« Les PME et les TPE ne doivent pas être les oubliées de la transition écologique » (Christophe Béchu et Olivia Grégoire)

GRAND ENTRETIEN- Le ministre de la Transition écologique Christophe Béchu et la ministre des PME Olivia Grégoire annoncent l'ouverture d'une plateforme afin d'aider les PME et les TPE dans leurs efforts de décarbonation. L'Etat compte associer les opérateurs (Ademe, BPIFrance) et les organismes consulaires (CCI, CMA) au lancement de ce portail numérique. Après l'épisode houleux du 49-3 sur la réforme des retraites, le gouvernement tente de reprendre la main avant une nouvelle journée de contestation prévue ce jeudi 6 avril partout en France.
Olivia Grégoire et Christophe Béchu.
Olivia Grégoire et Christophe Béchu. (Crédits : Gézelin Grée)

LA TRIBUNE- Alors que les mouvements de contestation contre la réforme des retraites se poursuivent, comment le gouvernement compte-t-il faire pour mener ces réformes et ces chantiers dans les prochains mois dans un contexte politique et social éruptif ?

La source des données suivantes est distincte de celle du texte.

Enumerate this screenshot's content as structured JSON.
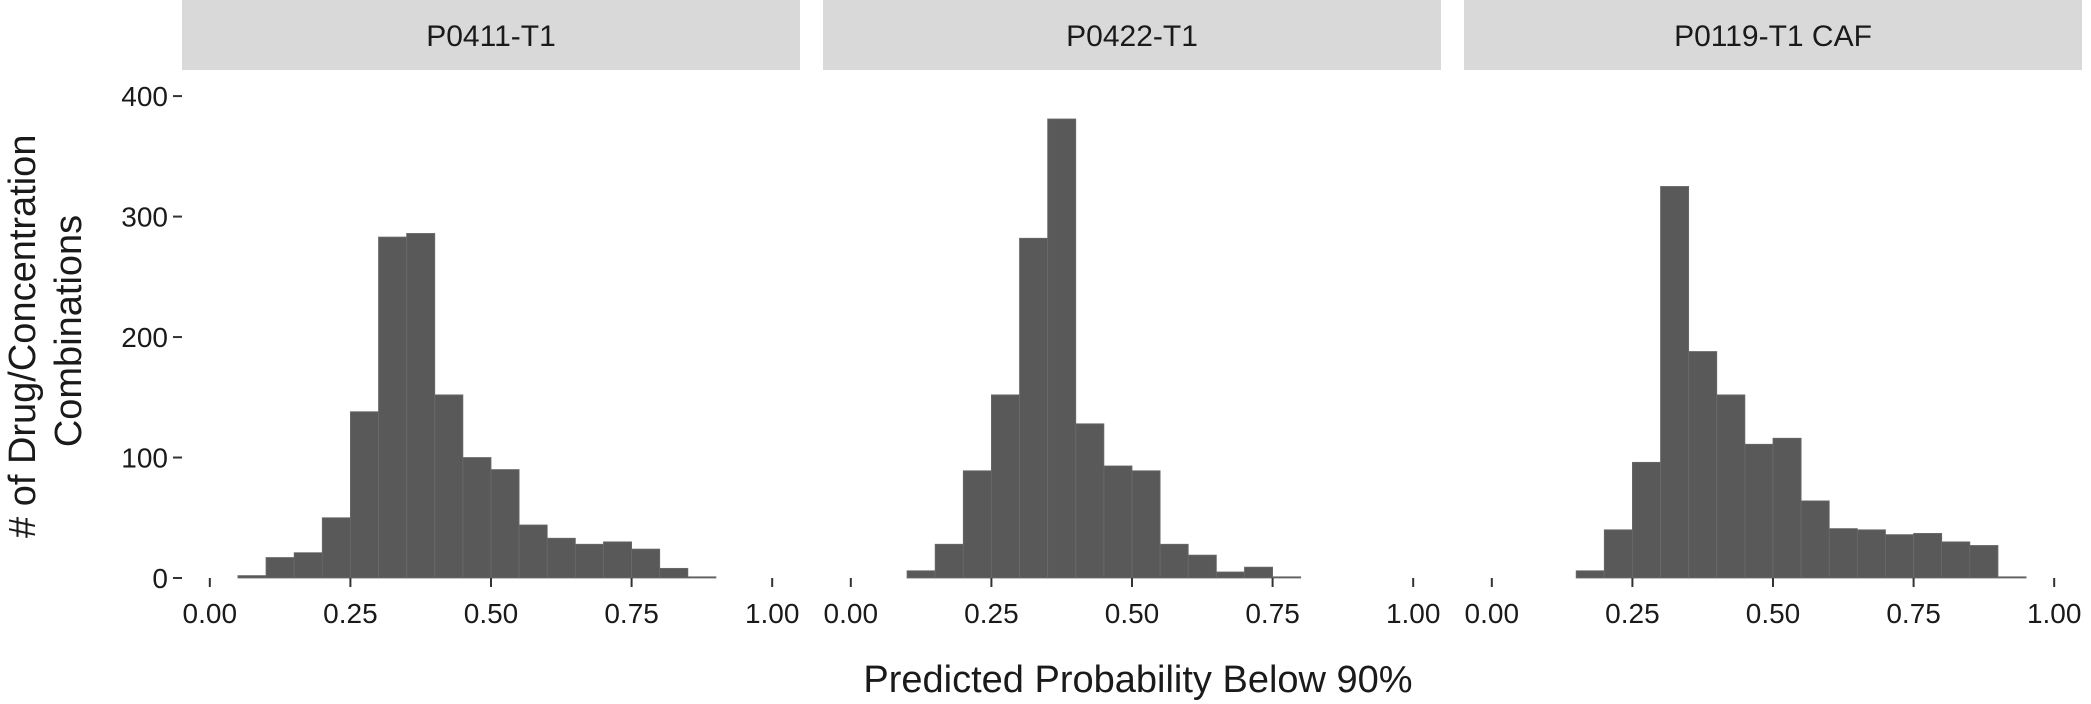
{
  "chart_data": {
    "type": "bar",
    "subtype": "faceted-histogram",
    "xlabel": "Predicted Probability Below 90%",
    "ylabel": "# of Drug/Concentration\nCombinations",
    "xlim": [
      0,
      1
    ],
    "ylim": [
      0,
      400
    ],
    "x_ticks": [
      0.0,
      0.25,
      0.5,
      0.75,
      1.0
    ],
    "x_tick_labels": [
      "0.00",
      "0.25",
      "0.50",
      "0.75",
      "1.00"
    ],
    "y_ticks": [
      0,
      100,
      200,
      300,
      400
    ],
    "y_tick_labels": [
      "0",
      "100",
      "200",
      "300",
      "400"
    ],
    "bin_width": 0.05,
    "grid": false,
    "bar_color": "#595959",
    "strip_color": "#d9d9d9",
    "panels": [
      {
        "name": "P0411-T1",
        "bins": [
          {
            "x": 0.05,
            "count": 2
          },
          {
            "x": 0.1,
            "count": 17
          },
          {
            "x": 0.15,
            "count": 21
          },
          {
            "x": 0.2,
            "count": 50
          },
          {
            "x": 0.25,
            "count": 138
          },
          {
            "x": 0.3,
            "count": 283
          },
          {
            "x": 0.35,
            "count": 286
          },
          {
            "x": 0.4,
            "count": 152
          },
          {
            "x": 0.45,
            "count": 100
          },
          {
            "x": 0.5,
            "count": 90
          },
          {
            "x": 0.55,
            "count": 44
          },
          {
            "x": 0.6,
            "count": 33
          },
          {
            "x": 0.65,
            "count": 28
          },
          {
            "x": 0.7,
            "count": 30
          },
          {
            "x": 0.75,
            "count": 24
          },
          {
            "x": 0.8,
            "count": 8
          },
          {
            "x": 0.85,
            "count": 1
          }
        ]
      },
      {
        "name": "P0422-T1",
        "bins": [
          {
            "x": 0.1,
            "count": 6
          },
          {
            "x": 0.15,
            "count": 28
          },
          {
            "x": 0.2,
            "count": 89
          },
          {
            "x": 0.25,
            "count": 152
          },
          {
            "x": 0.3,
            "count": 282
          },
          {
            "x": 0.35,
            "count": 381
          },
          {
            "x": 0.4,
            "count": 128
          },
          {
            "x": 0.45,
            "count": 93
          },
          {
            "x": 0.5,
            "count": 89
          },
          {
            "x": 0.55,
            "count": 28
          },
          {
            "x": 0.6,
            "count": 19
          },
          {
            "x": 0.65,
            "count": 5
          },
          {
            "x": 0.7,
            "count": 9
          },
          {
            "x": 0.75,
            "count": 1
          }
        ]
      },
      {
        "name": "P0119-T1 CAF",
        "bins": [
          {
            "x": 0.15,
            "count": 6
          },
          {
            "x": 0.2,
            "count": 40
          },
          {
            "x": 0.25,
            "count": 96
          },
          {
            "x": 0.3,
            "count": 325
          },
          {
            "x": 0.35,
            "count": 188
          },
          {
            "x": 0.4,
            "count": 152
          },
          {
            "x": 0.45,
            "count": 111
          },
          {
            "x": 0.5,
            "count": 116
          },
          {
            "x": 0.55,
            "count": 64
          },
          {
            "x": 0.6,
            "count": 41
          },
          {
            "x": 0.65,
            "count": 40
          },
          {
            "x": 0.7,
            "count": 36
          },
          {
            "x": 0.75,
            "count": 37
          },
          {
            "x": 0.8,
            "count": 30
          },
          {
            "x": 0.85,
            "count": 27
          },
          {
            "x": 0.9,
            "count": 1
          }
        ]
      }
    ]
  }
}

Olivia Grégoire Le Président de la République n'a pas reçu de mandat pour rester immobile. Il a fixé un cap, celui de bâtir une France du plein emploi et de la réindustrialisation, avec notamment le plan France 2030, que nous voulons rendre encore plus accessible aux PME qui sont le poumon économique de notre pays. Les Français ont exprimé leur volonté lors des élections législatives : en choisissant une majorité relative, ils ont demandé des lois qui soient des lois de compromis, peut-être aussi moins de lois et mieux de lois.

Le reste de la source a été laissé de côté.